Dieses Zusammenspiel der integrativen Kräfte Yin und Yang mit dem inneren Kind (dem Gefühl), das jetzt anstelle der (Selbst-)Ablehnung (Passivpol), der Selbstsabotage (Aktivpol) und der Angst vor dem Leben (Urangst) Interesse und gesunde Neugier aufbringt, wird zur echten Beziehungsfähigkeit als weitere Qualität dieser Lebensressource. In den Beziehungen, die die Einzigartigkeit der Parter*innen zu spiegeln vermag, werden auch unbewusste Aspekte gespiegelt und dadurch wahrnehmbar gemacht. Zur Erinnerung: Die Intimität ist die Yang-Kraft dieses Dreiecks. Über die Wahrnehmung werden unbewusste Aspekte ins Bewusstsein integriert, sofern sie angenommen werden.
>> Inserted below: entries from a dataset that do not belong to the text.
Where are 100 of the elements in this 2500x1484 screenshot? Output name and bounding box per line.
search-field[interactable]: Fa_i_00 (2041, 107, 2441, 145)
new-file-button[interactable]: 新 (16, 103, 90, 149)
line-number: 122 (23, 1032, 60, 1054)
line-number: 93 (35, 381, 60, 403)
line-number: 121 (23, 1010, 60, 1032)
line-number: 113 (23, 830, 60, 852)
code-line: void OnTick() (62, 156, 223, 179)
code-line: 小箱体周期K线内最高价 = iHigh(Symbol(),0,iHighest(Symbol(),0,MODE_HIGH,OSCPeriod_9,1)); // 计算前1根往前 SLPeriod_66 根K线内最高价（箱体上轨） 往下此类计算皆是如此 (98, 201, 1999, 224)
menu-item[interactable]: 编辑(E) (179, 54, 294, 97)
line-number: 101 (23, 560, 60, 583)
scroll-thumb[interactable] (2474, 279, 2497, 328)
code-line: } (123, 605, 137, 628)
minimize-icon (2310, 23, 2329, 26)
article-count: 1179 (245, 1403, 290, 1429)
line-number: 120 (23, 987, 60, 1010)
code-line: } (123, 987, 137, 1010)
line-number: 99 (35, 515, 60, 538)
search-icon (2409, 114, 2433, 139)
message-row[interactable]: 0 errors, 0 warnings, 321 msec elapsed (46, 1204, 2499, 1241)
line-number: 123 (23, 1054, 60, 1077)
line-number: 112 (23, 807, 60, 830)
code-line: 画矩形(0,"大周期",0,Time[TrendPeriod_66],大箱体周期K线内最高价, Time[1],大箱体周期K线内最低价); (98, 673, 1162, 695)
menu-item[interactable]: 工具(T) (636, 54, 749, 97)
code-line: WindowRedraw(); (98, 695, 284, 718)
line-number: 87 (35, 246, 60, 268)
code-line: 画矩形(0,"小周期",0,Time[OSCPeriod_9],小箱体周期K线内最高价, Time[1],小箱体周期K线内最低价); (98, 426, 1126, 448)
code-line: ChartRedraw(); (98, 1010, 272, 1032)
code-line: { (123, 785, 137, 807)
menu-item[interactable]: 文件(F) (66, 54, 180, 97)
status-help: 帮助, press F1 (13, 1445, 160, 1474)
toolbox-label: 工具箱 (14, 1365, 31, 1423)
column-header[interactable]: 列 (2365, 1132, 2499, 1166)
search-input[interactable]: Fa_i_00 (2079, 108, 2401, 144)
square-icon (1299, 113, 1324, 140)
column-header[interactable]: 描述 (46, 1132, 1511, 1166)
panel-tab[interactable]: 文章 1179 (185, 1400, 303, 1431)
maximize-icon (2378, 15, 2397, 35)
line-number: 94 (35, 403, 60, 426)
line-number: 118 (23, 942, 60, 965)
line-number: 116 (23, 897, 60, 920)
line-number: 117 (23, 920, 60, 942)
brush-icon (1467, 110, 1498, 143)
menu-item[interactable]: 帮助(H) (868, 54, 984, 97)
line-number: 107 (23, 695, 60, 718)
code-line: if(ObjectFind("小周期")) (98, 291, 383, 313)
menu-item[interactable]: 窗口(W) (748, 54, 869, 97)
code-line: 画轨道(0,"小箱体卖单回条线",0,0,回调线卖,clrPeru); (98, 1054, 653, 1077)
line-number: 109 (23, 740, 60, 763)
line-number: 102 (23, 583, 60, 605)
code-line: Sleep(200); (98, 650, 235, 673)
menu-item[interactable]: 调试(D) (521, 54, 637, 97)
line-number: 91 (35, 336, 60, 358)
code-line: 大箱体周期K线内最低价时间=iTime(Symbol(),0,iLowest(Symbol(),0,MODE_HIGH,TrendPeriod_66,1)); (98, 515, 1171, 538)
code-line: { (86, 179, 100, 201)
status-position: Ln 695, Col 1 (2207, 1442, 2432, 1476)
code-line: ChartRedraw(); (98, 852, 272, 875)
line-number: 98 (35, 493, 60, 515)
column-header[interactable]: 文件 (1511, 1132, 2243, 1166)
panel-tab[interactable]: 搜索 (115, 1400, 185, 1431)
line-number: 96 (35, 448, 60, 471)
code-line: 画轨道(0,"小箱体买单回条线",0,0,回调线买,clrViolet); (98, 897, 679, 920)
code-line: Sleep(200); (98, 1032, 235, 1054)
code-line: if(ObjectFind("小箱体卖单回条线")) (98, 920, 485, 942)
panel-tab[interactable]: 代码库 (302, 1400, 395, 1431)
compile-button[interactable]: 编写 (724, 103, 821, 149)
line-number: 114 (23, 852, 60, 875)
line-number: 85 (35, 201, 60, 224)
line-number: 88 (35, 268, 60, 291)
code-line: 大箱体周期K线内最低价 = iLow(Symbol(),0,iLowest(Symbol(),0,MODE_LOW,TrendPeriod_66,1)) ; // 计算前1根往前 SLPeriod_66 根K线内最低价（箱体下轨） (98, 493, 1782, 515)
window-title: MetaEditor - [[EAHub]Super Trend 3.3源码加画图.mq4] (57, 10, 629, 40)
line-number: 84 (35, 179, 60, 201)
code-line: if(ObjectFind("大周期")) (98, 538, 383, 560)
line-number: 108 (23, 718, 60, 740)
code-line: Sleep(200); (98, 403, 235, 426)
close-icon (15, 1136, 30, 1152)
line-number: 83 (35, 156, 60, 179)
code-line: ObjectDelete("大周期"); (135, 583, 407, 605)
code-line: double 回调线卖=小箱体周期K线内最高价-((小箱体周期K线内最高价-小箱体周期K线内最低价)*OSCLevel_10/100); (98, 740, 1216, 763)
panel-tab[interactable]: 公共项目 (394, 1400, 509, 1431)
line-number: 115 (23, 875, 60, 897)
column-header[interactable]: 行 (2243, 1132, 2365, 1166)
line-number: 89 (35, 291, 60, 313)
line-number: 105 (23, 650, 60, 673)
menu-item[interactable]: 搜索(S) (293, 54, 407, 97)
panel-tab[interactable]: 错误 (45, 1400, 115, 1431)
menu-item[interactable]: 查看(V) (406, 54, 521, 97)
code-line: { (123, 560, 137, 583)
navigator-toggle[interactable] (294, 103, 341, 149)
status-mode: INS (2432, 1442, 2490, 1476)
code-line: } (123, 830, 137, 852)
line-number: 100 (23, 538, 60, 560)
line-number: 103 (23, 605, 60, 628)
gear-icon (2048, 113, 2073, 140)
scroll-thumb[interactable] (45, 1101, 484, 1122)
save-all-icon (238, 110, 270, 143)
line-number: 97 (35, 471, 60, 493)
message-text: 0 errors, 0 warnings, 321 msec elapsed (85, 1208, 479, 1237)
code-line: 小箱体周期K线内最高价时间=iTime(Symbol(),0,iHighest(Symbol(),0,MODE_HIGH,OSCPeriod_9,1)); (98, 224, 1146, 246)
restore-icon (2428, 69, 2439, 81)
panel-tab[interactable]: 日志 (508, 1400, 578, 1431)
Die Fähigkeit, sich aufeinander und auf das Leben zu beziehen, beinhaltet eine Energie, die die Selbstheilungskräfte in jedem Einzelnen aktiviert. In diesen Begegnungen, die auf der Ressource der erkannten Einzigartigkeit basieren, wird Energie geschenkt, die den Geist, das Herz (das Gefühl) und den Körper anspricht. Hier entwickelt sich eine Kreativität, die ganz dem Leben entspricht: Aus zwei einzigartigen Individuen wird ein drittes Neues erschaffen. Zwei in sich harmonische Grundtöne bilden eine Melodie, die aus ihnen beiden besteht und über diese beiden Einzelkomponenten hinausgeht. Es kann sich konkret um alles handeln, mit dem das Leben anschließend verwandelt vorliegt. Diese Verwandlung wird als ein Schritt in Richtung größere Vollständigkeit empfunden. Darum kommt es so oft im Leben dazu, dass das Pferd von hinten aufgezäumt werden soll und man sich eine Konkretisierung so dringend wünscht, weil man sich von ihr Vollständigkeit erhofft (eine Beziehung, ein Kind, ein Haus, eine wichtige Arbeit, Gesundheit, Idealgewicht), statt zu bedenken, dass nur inneres Ganzsein sich im Außen manifestieren kann. Das Bewusstsein für die volle Einzigartigkeit führt zu einer Harmonie im eigenen Sein, die auf andere Lebewesen äußerst anziehend wirken kann, und der Rest kommt dann von selbst, wie man so sagt.